Rachel Gladstein, neuf ans, grandit dans la France du début des années 1980. Elle est entourée par des parents surprotecteurs et gentiment farfelus, du genre à lui refuser l’inscription au “club des amies de Barbie” car la “fille en plastique avec des cheveux en nylon filasses” est “fabriquée en Chine par des enfants orphelins et victimes de la mondialisation”, mais à lui offrir à la place, pour son anniversaire, un prospectus pour parrainer un petit africain victime de la famine. Comment s’étonner, après cela, que la gamine soit en proie à quelques petites angoisses, qui la conduisent, par exemple, à dormir toute habillée, avec son cartable sur le dos… Le fait de devoir partager sa chambre avec sa grand-mère, mal en point après une attaque cérébrale, n’arrange pas les choses…
La psychologue l’aide un peu, en lui prêtant une oreille attentive et surtout en symbolisant une figure d’adulte responsable et saine d’esprit, contrairement au reste de son entourage, de ses parents à son institutrice, Madame Danielle, peau de vache en classe et chatte en chaleur après les cours, lors d’ébats adultérins avec un de ses collègues.
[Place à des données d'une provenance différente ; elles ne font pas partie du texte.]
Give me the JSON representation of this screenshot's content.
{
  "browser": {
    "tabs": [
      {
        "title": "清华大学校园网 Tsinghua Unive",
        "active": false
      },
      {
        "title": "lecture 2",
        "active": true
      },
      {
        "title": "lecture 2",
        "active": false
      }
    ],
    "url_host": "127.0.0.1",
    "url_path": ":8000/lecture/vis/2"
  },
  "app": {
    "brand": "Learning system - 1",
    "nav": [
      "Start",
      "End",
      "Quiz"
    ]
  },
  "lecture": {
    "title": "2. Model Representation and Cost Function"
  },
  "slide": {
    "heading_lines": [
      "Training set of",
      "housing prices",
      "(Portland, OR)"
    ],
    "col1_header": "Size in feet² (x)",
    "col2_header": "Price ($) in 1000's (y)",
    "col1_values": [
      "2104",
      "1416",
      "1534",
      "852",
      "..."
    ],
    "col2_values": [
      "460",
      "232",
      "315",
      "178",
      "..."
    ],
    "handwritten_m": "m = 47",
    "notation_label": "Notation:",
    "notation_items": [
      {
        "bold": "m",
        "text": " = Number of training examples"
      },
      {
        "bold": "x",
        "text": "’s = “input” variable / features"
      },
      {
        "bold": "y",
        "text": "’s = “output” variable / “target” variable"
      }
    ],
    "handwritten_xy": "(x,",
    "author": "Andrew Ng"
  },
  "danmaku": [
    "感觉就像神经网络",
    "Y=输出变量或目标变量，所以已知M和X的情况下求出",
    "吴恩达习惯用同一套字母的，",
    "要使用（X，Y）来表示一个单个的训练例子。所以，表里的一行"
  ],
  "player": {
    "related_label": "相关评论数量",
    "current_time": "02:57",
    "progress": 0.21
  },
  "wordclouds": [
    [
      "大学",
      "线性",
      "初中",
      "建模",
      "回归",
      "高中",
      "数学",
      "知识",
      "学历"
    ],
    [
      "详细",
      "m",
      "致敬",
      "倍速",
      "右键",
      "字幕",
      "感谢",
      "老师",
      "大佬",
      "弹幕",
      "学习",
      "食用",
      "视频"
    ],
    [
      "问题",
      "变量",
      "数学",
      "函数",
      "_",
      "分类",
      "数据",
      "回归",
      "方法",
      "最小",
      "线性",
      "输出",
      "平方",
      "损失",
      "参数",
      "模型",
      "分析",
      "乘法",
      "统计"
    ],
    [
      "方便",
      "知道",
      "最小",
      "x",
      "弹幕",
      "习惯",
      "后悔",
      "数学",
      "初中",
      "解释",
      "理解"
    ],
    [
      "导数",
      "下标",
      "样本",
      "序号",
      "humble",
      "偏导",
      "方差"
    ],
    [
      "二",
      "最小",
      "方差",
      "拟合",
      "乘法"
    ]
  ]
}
Mais ce que Rachel recherche, ce sont surtout des liens amicaux, avec Barbie, certes, mais aussi avec de vraies filles. Hélas pour elle, les filles de sa classe préfèrent être amies avec Marina Campbell, une fille aux longs cheveux lisses, comme Barbie et que tout le monde trouve “cool” parce qu’elle a récemment perdu sa mère. Mais une de ses camarades, pourtant, sympathise tout de suite avec elle. Elle se prénomme Valérie, a des couettes de chipie façon Punky Brewster, de l’énergie à revendre, de l’audace et un coeur gros comme ça – plus exactement une hypertrophie ventriculaire…
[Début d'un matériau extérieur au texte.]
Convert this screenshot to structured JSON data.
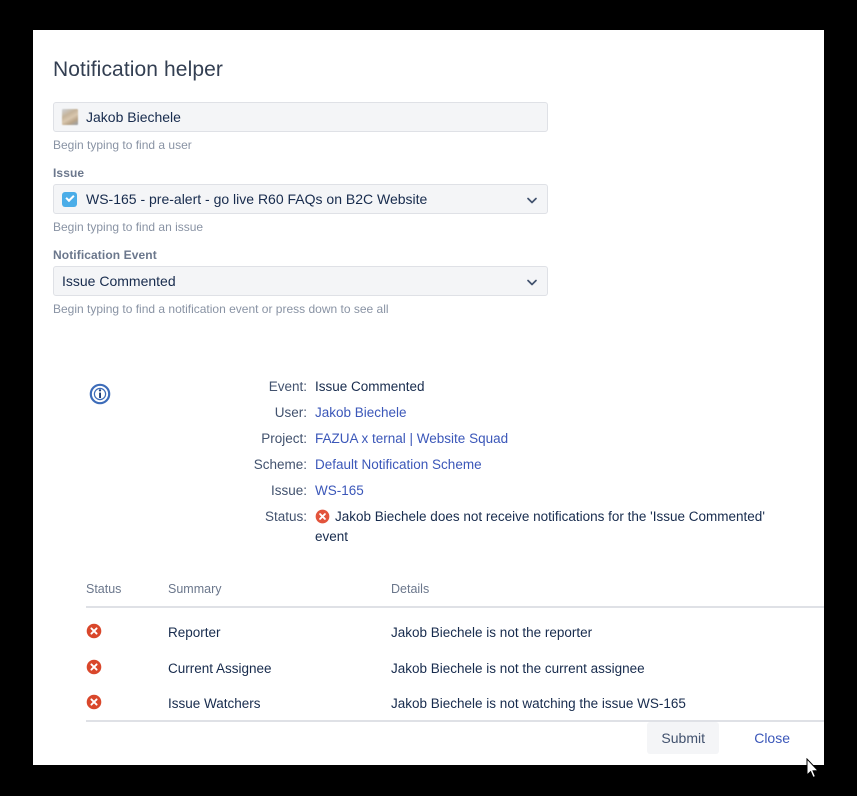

Ensemble, elles vont faire les quatre cent coups pendant que leurs parents vont, eux aussi, se rapprocher, d’une autre façon…
La mère de Valérie, Catherine, est une charmante divorcée en quête d’un nouveau compagnon. Les parents de Rachel, Michel et Colette, voient leur couple s’émousser au fil des années. Forcément, quand Michel propose à Catherine de rénover entièrement sa cuisine alors que celle de son foyer tombe presque en ruines, Colette comprend que son mari est en train de l’abandonner peu à peu… Et les relations du trio, d’abord cordiales, évoluent vers plus d’hostilité à mesure de l’affection grandissante entre Catherine et Michel…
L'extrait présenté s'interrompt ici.